Prime Day is a two-day promotion for Amazon subscribers offering discounts, sales deals and same-day shipping, pushing workers to intense limits.
Employees at the company’s centre in Minnesota, US, took a six-hour strike action on the first day of the promotion, along with staff at seven warehouses in Germany, Spain, Poland and Britain.
Unions of Amazon workers in European countries have staged strikes on Prime Days in the past, but the walkout in Minnesota represents the first major action of its kind in the US.
UNI Global Union, a Switzerland-based union co-ordinating Amazon workers and their unions, president Stuart Appelaum said the company “needs to understand that human beings are not robots.”
War on Want executive director Asad Rehman called the company’s “unchecked” growth a “threat to everyone’s rights.”
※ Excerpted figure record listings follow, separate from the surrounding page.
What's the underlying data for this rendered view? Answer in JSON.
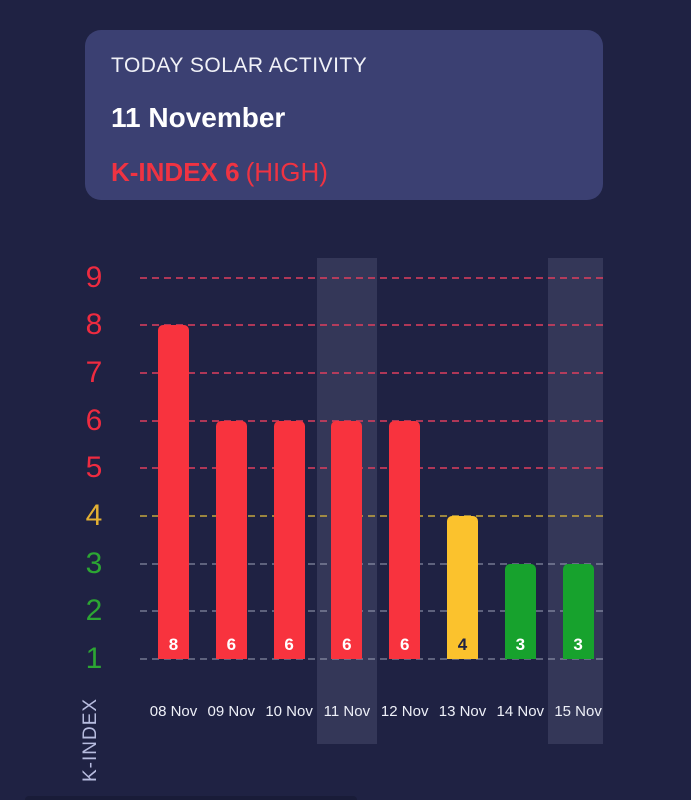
{
  "header_card": {
    "title": "TODAY SOLAR ACTIVITY",
    "date": "11 November",
    "kindex_value_label": "K-INDEX 6",
    "kindex_status_label": "(HIGH)"
  },
  "chart_data": {
    "type": "bar",
    "title": "",
    "xlabel": "",
    "ylabel": "K-INDEX",
    "categories": [
      "08 Nov",
      "09 Nov",
      "10 Nov",
      "11 Nov",
      "12 Nov",
      "13 Nov",
      "14 Nov",
      "15 Nov"
    ],
    "values": [
      8,
      6,
      6,
      6,
      6,
      4,
      3,
      3
    ],
    "value_labels": [
      "8",
      "6",
      "6",
      "6",
      "6",
      "4",
      "3",
      "3"
    ],
    "yticks": [
      9,
      8,
      7,
      6,
      5,
      4,
      3,
      2,
      1
    ],
    "ylim": [
      1,
      9
    ],
    "grid": "horizontal-dashed",
    "legend": "none",
    "highlighted_categories": [
      "11 Nov",
      "15 Nov"
    ]
  },
  "colors": {
    "background": "#1f2243",
    "card": "#3b4072",
    "kindex_text": "#ef3342",
    "bar_high": "#f8333e",
    "bar_mid": "#fbc22d",
    "bar_low": "#17a22d",
    "tick_high": "#ee2b40",
    "tick_mid": "#e3b033",
    "tick_low": "#2ca633",
    "grid_high": "rgba(222,62,94,0.75)",
    "grid_mid": "rgba(196,166,62,0.75)",
    "grid_low": "rgba(170,175,195,0.45)",
    "stripe": "rgba(193,201,235,0.13)",
    "axis_label": "#b7bcdf",
    "x_label": "#eef0f8",
    "value_label_light": "#ffffff",
    "value_label_dark": "#1f2243"
  }
}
He said: “There is a litany of abuses associated with Amazon business practices, from harassment of workers to unsafe conditions in its warehouses, that stretch right through to its tax affairs.
“Unless our politicians step up, this company that fails to pay its fair share of tax, and fails to treat its workers with respect or pay a living wage, will continue to grow and dominate the global economy in the 21st century. It’s not the future that workers or the public want.”
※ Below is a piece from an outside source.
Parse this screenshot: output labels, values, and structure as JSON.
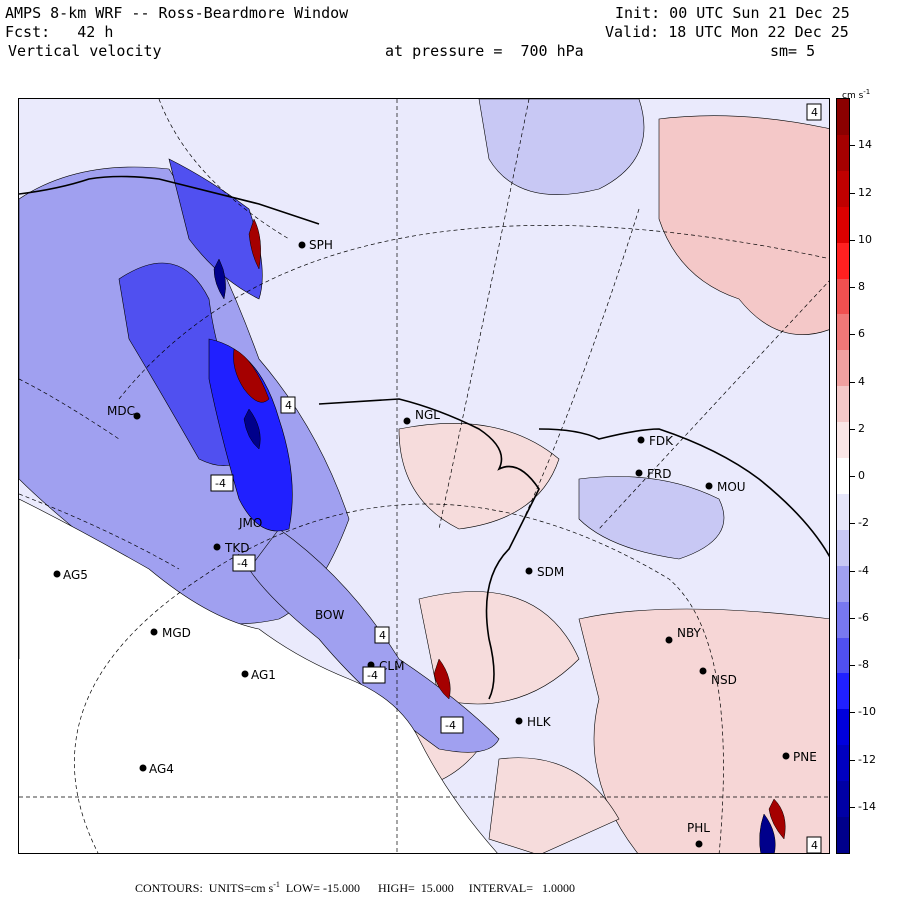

Mr Rehman said that workers and communities are coming together, taking action across the world to demand that “this engine of inequality” change its ways, adding that “there is nothing modern about exploitation.”
“It is people power that will force Amazon to give back to the communities where it operates, and ensure that the rise of digital companies results in benefits to the societies in which they operate instead of producing gross inequality where a few are made grotesquely rich while others have their basic rights at work denied or earn less than a living wage,” he said.
Amazon’s global sales for Prime Day are expected to hit $5.8 billion (over £4.3 billion) over the two days, having generated $3.9 billion (£3.11 billion) last year, according to London-based research group Coresight.